Charte des valeurs québécoises - Des femmes musulmanes seraient victimes d’intimidation
Les centres de femmes ont sonné l’alarme mercredi : les cas « d’intolérance, de violence et de racisme » à l’égard des femmes musulmanes qui portent le voile seraient en hausse depuis que le débat sur la Charte des valeurs fait rage au Québec.
Des femmes seraient « bousculées, insultées et dénigrées », selon le Regroupement des centres de femmes du Québec.
« Une femme voilée s’est fait rentrer dedans à l’épicerie avec un chariot en se faisant crier de rentrer dans son pays », raconte par exemple Annie Kouami, du Centre des femmes de Verdun. « D’autres se sont fait cracher dessus », ajoute-t-elle, faisant état de « six à huit événements » dont le centre aurait eu vent. « Il nous appartient d’agir pour que ça arrête, car ici ce sont des femmes qui sont visées… Au nom de l’égalité hommes-femmes. »

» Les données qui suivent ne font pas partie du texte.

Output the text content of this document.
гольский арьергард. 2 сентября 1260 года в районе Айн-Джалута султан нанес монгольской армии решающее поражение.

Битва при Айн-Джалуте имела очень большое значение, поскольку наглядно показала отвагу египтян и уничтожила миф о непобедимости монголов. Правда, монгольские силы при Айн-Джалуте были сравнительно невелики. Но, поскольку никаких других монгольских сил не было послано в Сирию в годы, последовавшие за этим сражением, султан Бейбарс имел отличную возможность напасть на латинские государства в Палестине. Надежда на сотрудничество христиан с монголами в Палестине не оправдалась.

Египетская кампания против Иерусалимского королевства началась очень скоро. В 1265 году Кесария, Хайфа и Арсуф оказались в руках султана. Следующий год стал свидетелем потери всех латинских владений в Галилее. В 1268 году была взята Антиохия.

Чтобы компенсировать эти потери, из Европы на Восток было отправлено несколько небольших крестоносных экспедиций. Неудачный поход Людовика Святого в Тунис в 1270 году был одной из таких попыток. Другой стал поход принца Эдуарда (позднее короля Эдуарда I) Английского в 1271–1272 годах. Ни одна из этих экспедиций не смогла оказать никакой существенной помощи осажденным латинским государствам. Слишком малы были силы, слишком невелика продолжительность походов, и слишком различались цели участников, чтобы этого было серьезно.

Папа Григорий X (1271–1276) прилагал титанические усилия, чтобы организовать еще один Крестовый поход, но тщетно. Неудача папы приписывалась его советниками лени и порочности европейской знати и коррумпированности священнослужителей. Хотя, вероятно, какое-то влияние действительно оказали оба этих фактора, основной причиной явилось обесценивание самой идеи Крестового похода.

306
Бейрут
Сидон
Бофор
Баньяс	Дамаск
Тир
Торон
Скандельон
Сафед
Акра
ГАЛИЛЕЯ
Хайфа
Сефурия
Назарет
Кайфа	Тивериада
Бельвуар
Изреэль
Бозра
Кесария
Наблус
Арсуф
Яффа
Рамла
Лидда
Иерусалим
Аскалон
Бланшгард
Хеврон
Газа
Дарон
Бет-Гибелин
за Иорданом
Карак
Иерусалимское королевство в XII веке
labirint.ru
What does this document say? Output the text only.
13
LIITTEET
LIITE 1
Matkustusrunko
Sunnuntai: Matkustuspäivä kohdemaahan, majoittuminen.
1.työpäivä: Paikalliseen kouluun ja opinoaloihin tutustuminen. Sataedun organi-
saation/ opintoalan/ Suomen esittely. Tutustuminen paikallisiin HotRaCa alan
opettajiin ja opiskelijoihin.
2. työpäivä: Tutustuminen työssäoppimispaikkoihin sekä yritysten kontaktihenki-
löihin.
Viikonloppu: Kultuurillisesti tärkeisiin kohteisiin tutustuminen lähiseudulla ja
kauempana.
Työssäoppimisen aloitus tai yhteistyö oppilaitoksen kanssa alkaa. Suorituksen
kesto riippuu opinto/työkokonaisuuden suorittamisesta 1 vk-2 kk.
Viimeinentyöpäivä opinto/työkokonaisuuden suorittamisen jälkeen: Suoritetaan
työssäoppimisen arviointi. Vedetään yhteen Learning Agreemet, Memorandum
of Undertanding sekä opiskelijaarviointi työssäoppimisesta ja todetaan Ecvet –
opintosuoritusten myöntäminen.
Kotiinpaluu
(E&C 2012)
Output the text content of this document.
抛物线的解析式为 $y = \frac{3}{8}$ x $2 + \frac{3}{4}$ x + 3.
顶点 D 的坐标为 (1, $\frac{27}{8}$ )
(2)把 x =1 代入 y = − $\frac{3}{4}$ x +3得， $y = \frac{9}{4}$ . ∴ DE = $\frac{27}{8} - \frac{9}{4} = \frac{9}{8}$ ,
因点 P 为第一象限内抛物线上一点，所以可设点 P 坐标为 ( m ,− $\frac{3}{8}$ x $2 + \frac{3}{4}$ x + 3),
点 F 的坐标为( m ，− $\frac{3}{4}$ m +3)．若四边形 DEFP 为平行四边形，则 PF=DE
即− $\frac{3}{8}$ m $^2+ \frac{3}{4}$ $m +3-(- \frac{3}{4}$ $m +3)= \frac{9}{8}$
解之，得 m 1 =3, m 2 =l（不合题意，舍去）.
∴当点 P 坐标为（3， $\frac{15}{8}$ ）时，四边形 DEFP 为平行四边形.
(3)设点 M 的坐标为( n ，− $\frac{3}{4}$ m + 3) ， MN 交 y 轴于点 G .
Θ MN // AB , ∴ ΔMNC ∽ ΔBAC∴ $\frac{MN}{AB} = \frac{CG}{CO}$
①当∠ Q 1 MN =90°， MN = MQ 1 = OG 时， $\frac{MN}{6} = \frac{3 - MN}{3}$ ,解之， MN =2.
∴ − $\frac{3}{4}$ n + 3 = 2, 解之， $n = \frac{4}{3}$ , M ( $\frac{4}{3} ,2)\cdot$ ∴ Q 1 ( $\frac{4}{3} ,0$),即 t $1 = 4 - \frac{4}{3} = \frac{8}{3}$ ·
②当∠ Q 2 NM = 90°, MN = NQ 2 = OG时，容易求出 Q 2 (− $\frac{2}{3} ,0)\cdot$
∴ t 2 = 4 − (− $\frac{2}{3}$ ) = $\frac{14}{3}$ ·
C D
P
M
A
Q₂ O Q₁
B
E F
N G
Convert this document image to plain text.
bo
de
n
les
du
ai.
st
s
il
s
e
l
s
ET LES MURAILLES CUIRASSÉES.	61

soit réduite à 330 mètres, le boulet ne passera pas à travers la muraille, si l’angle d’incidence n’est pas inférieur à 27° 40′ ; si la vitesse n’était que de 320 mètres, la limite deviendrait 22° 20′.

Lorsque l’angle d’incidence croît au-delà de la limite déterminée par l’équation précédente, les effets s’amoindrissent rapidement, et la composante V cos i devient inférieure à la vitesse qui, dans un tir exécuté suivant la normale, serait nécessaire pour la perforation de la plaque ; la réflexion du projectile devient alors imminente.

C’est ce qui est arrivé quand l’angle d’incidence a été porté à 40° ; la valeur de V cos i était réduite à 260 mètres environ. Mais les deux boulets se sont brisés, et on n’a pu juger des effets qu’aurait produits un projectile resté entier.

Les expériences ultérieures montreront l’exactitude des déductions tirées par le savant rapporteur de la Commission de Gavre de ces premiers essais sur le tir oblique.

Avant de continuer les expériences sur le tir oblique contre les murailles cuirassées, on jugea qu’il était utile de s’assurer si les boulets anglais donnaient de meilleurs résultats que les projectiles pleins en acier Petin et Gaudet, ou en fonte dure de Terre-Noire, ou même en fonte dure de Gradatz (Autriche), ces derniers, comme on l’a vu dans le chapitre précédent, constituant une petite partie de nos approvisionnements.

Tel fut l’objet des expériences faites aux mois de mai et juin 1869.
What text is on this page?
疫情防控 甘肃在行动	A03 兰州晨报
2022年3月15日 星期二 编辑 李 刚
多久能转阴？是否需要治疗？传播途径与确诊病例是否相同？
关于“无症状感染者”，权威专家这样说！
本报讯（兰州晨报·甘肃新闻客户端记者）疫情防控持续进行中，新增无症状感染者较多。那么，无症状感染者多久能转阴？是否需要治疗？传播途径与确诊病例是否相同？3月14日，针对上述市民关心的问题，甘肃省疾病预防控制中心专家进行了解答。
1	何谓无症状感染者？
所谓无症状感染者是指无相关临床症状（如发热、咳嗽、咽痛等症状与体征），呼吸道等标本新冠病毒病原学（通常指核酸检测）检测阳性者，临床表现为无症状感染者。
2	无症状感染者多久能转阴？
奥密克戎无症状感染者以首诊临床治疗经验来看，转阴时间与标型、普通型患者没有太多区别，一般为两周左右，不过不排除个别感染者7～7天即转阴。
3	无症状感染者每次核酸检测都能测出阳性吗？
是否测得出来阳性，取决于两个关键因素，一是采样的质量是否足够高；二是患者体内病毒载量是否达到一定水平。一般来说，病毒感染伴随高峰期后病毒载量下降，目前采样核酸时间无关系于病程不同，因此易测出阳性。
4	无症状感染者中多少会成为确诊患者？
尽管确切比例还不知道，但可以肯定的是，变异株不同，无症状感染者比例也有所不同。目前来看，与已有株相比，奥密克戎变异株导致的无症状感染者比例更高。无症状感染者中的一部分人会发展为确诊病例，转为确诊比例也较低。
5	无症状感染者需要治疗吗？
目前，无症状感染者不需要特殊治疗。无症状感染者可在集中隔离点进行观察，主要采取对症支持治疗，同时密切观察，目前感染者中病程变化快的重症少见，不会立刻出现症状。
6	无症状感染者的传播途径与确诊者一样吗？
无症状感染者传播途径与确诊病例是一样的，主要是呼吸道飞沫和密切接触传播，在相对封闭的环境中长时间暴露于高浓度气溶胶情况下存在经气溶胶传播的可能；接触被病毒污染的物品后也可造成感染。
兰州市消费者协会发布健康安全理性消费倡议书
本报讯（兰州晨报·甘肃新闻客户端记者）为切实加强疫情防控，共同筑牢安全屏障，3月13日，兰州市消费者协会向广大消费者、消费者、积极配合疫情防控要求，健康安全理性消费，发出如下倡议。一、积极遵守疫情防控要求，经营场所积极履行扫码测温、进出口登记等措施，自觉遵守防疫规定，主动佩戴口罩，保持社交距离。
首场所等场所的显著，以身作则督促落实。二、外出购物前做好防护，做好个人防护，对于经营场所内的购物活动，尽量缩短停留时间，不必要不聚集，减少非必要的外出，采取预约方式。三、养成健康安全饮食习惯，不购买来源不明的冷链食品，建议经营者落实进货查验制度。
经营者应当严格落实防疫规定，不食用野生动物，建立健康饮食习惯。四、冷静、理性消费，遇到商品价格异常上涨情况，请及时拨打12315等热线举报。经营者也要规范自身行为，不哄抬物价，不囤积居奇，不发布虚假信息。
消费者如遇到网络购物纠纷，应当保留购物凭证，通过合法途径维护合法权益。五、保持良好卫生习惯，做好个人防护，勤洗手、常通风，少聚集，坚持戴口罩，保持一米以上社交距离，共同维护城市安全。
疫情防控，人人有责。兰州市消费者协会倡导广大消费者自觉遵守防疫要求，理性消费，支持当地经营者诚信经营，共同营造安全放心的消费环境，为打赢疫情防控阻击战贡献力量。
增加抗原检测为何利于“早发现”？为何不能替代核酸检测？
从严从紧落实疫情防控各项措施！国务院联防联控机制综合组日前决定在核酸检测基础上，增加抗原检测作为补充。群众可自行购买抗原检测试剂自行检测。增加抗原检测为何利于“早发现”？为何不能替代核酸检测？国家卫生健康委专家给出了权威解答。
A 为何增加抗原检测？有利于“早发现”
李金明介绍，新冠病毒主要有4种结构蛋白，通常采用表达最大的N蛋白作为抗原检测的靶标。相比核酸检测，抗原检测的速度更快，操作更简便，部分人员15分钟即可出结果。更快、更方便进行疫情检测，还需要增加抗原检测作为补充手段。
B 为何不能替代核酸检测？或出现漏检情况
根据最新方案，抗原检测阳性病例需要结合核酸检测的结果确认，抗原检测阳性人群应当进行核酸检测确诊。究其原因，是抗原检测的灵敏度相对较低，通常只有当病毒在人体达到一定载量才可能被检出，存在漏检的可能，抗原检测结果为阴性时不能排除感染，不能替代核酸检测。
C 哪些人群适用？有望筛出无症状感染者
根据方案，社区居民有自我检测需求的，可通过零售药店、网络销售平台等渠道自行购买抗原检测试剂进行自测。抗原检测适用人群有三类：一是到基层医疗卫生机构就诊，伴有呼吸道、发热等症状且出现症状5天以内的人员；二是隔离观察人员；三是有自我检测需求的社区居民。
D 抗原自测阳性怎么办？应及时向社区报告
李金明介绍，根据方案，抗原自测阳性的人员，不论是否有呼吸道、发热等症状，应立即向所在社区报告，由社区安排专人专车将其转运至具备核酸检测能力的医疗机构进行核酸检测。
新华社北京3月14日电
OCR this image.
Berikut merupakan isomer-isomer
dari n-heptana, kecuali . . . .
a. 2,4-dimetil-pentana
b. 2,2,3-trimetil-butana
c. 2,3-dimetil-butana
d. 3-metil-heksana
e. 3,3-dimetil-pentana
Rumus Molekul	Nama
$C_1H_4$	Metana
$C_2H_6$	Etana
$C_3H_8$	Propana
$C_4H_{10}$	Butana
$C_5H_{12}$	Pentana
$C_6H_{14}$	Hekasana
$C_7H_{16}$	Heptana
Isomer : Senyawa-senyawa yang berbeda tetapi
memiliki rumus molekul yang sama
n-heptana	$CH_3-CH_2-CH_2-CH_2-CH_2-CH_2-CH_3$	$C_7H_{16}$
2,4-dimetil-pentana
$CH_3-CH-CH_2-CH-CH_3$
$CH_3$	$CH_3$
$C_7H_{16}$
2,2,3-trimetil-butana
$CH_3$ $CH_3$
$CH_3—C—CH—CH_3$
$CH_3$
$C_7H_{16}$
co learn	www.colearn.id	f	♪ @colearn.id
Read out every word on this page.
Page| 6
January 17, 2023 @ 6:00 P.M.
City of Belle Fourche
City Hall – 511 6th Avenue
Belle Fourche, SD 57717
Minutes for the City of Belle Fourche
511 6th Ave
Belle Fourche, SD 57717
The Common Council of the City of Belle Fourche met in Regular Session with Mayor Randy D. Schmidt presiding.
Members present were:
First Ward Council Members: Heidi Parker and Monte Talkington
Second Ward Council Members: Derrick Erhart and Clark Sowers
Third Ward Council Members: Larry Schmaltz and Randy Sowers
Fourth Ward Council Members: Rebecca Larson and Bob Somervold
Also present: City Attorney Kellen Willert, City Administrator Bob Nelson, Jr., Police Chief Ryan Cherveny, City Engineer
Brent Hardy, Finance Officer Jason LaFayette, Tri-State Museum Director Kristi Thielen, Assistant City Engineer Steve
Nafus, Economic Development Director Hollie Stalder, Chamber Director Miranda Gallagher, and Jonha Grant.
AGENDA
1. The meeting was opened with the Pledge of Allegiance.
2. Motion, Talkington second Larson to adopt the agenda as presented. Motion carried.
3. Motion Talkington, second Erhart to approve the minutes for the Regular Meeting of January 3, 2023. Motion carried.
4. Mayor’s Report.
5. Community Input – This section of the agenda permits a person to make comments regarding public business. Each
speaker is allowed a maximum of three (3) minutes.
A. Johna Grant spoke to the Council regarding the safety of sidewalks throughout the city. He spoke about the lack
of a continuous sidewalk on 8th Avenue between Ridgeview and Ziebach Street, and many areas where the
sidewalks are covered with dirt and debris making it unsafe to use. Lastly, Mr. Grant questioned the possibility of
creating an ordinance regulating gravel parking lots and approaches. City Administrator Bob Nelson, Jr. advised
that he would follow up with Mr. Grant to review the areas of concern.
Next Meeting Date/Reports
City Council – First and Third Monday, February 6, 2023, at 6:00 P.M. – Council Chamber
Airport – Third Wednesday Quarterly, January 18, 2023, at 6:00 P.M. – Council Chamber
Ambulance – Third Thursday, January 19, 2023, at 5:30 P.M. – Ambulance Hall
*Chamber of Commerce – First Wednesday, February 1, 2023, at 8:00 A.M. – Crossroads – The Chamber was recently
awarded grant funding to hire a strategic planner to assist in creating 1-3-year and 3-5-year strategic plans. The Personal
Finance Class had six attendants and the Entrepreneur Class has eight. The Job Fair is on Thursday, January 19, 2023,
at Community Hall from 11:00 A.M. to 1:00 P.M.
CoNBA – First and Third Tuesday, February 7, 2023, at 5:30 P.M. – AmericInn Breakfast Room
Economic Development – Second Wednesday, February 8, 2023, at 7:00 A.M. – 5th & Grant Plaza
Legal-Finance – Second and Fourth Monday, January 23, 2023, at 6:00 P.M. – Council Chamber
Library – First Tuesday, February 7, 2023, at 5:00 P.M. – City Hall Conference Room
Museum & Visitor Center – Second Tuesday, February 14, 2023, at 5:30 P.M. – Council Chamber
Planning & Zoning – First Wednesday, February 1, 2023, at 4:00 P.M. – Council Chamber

« Les centres de femmes appellent la population à faire preuve de respect. On ne prend pas position sur la Charte, mais si on veut en discuter, on doit garantir aux femmes un espace sécuritaire », dit Valérie Létourneau, responsable des communications au regroupement.
Le Devoir a contacté plusieurs centres de femmes de Montréal pour corroborer cette dénonciation. Trois centres sur sept ont confirmé avoir reçu quelques témoignages de femmes ayant été témoins ou victimes d’une agression verbale ou physique d’une femme voilée dans l’espace public, dont celui de Laval et celui d’Anjou.
Même dans les centres où on n’a pas d’anecdote précise à rapporter, on indique que l’inquiétude des musulmanes est palpable. « Elles reçoivent la Charte avec beaucoup d’inquiétude, se sentent rejetées et [voient la Charte] comme une manifestation de fermeture, voire de racisme. Elles ont peur des dérapages », dit Patricia Vinci, organisatrice communautaire dans Côte-des-Neiges.
Des crimes difficiles à mesurer
Le Service de police de la Ville de Montréal n’a pas noté de hausse des crimes haineux au cours des dernières semaines. « Nous sommes aux aguets et nous comptabilisons tous les crimes haineux dès que nous avons un doute en ce sens. Malgré tout, je n’ai pas plus d’événements de rapport. Je ne dis pas que ça n’existe pas, mais ces crimes ne nous ont pas été rapportés », indique le commandant Ian Lafrenière. Il invite la population à rapporter ces événements à la police, qu’ils en soient témoins ou victimes.
Quelques femmes musulmanes et voilées ont bien raconté au Devoir qu’elles avaient été insultées, sans être agressées physiquement, sur la place publique dans les dernières semaines.
Si l’ampleur réelle de cette montée de l’intolérance est difficile à mesurer, le ministre Bernard Drainville refuse d’en porter le blâme. Il condamne ces « gestes d’intimidation », mais assure que, « globalement, le débat se fait dans le respect et le calme ». Selon lui, la Charte des valeurs va même, à terme, ramener « beaucoup plus d’harmonie, va générer moins de tension et créer de la cohésion ».